Lídia is a social scientist with training in development economics, social policy and development studies. She has 15+ years of experience in international development and her work has concentrated on the politics of aid and public policy, particularly in relation to agriculture and rural development in Africa. Her latest research looks at Brazil as a development actor and its influence in shaping agricultural policy and research in Africa.
Lídia started her career as a civil servant with the government of Mozambique, working on aid management, sectoral budgetary planning and public financial management. She then worked as a freelance consultant, a consultant for Oxford Policy Management and as a research fellow at the Overseas Development Institute. She has interacted with a range of public, private and not-for-profit organisations, mostly in African countries and Brazil, including the African Development Bank, FAO, the Global Donor Platform for Rural Development, IFAD, NEPAD, the OECD, UNDP-UNEP and several bilateral aid agencies, including DFID, SDC and SIDA.

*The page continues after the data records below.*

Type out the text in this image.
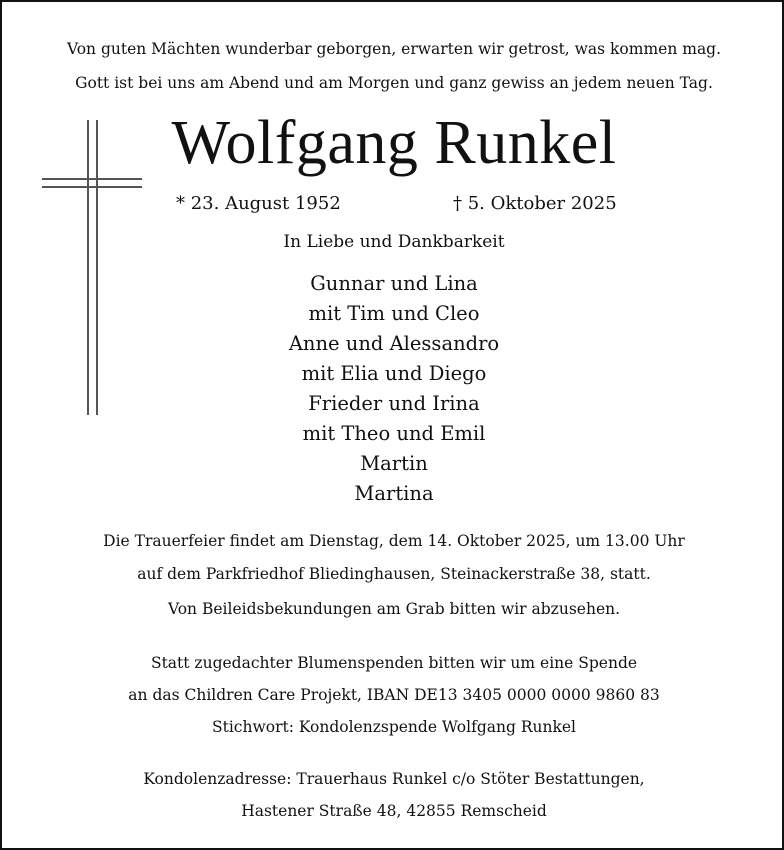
Von guten Mächten wunderbar geborgen, erwarten wir getrost, was kommen mag.
Gott ist bei uns am Abend und am Morgen und ganz gewiss an jedem neuen Tag.
Wolfgang Runkel
* 23. August 1952	† 5. Oktober 2025
In Liebe und Dankbarkeit
Gunnar und Lina
mit Tim und Cleo
Anne und Alessandro
mit Elia und Diego
Frieder und Irina
mit Theo und Emil
Martin
Martina
Die Trauerfeier findet am Dienstag, dem 14. Oktober 2025, um 13.00 Uhr
auf dem Parkfriedhof Bliedinghausen, Steinackerstraße 38, statt.
Von Beileidsbekundungen am Grab bitten wir abzusehen.
Statt zugedachter Blumenspenden bitten wir um eine Spende
an das Children Care Projekt, IBAN DE13 3405 0000 0000 9860 83
Stichwort: Kondolenzspende Wolfgang Runkel
Kondolenzadresse: Trauerhaus Runkel c/o Stöter Bestattungen,
Hastener Straße 48, 42855 Remscheid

Lídia is a member of the Future Agricultures network, where she has contributed to research on the political economy of agricultural policy in Africa and Brazil’s engagement in African agriculture. She has co-led the Brazil component of the ESRC-funded research programme China and Brazil in Africa Agriculture. Her research has focused on the discourse politics of Brazilian cooperation policy in relation to agricultural development programmes in Mozambique.
She has published with the following peer-reviewed journals: Development Policy Review, European Journal of Development Research, IDS Bulletin, Globalization and Health, Global Policy Journal, Journal of Agrarian Change and World Development. She has also published extensively with the Overseas Development Institute, Future Agricultures and IDS.